Facebook Product Data Science has always been a Product Analyst role more than anything else. I did the interviews a while back, and it was a pretty fun experience, but it's not what a lot of people call data science.

jstx1 · on Jan 10, 2022

> but it's not what a lot of people call data science

I think that's changed a bit over time and the term has expanded to mean more things. In addition to Facebook, another great example is this article from Lyft in 2018 where they say that they're renaming all their data analysts to data scientists and all their data scientists to research scientists - https://medium.com/@chamandy/whats-in-a-name-ce42f419d16c

disgruntledphd2 · on Jan 11, 2022

This is called title inflation.

Like the hilarious thing about Facebook and Data Science is that the term was invented there, and they needed to retitle all of their analysts (like Product Data Science) as they couldn't hire any analytical people with an analyst title in SV (or so I have been told).

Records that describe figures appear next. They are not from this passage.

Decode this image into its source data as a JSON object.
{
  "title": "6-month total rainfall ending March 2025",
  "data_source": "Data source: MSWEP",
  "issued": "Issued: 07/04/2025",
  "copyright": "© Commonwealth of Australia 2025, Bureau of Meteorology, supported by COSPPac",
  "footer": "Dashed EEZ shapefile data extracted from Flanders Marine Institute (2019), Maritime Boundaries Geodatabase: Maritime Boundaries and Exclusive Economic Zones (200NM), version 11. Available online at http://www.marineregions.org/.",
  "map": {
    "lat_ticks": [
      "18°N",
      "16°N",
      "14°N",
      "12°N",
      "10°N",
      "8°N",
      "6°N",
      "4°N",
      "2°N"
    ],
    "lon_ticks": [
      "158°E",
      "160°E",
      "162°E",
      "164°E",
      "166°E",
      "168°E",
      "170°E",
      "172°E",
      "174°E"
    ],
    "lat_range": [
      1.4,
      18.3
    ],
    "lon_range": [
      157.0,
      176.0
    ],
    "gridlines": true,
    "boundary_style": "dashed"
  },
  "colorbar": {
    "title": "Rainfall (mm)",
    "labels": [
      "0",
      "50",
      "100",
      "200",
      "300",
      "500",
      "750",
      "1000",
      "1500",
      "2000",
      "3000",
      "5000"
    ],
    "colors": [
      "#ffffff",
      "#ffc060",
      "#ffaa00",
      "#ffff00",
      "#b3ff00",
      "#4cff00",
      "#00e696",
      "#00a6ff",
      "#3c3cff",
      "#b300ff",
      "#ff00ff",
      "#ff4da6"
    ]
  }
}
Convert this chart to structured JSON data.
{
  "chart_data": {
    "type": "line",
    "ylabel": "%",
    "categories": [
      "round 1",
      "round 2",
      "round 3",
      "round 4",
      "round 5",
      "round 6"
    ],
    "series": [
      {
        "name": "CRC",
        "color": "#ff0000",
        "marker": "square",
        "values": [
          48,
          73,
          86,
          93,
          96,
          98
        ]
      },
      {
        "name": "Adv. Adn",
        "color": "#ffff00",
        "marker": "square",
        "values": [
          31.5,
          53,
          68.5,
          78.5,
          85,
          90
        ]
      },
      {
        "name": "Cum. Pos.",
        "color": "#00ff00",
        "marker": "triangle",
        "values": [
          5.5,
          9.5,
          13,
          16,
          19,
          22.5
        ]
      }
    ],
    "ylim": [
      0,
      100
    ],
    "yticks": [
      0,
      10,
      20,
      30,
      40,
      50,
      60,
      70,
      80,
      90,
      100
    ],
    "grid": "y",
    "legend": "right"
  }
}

Like, data science was defined back in the days as a social science PhD who could run experiments and write MapReduce jobs. I'm pretty sure that most people would disagree with this definition these days.

jstx1 · on Jan 11, 2022

Yes. My point is that the person running experiments and mapreduce jobs is still called a data scientist. But so is the product analytics person (btw product data scientists run experiments too). And there are some other data scientist job profiles too (more focus on research, more focus on engineering etc). So it's not really a complete redefinition of the term, it's more of an expansion of the types of jobs it covers.

kevinventullo · on Jan 10, 2022

In my experience, it varied greatly from team to team.

nerdponx · on Jan 10, 2022

I had an "implement binary search" interview once. I came away feeling like I was being interviewed for the wrong role. I don't understand how anyone could think that's an appropriate interview task for a DS position.

whimsicalism · on Jan 10, 2022

I'm an MLE and I get asked much harder questions than that. Implement a binary search seems ... fine?

cloverich · on Jan 10, 2022

Implementing anything even a little tricky under pressure can be tough. unless you’ve practiced with bit or pointer twiddling regularly, you are mostly validating whether they did interview prep or not. That probably selects for more serious candidates, so it probably works. But i was tripped up by a simple binary search problem the other day, even after i’d just solved several harder problems quite quickly. It’s just the nature of algorithmic problem solving — until you’ve done a lot of prep, it’s dicey whether a novel problem will take me five minutes or five hours to solve.

nerdponx · on Jan 10, 2022

But it makes sense for MLE! IMO you should ask a stats or probability question in a DS interview.

jstx1 · on Jan 10, 2022

The distinction between the two roles isn't that clear. Some data science jobs are very focused on engineering.

fault1 · on Jan 10, 2022

Agreed. MLE in very ML-heavy companies tends to mean SWE who work on ML systems, and sometimes, that can mean as much working on stuff like infrastructure as modeling.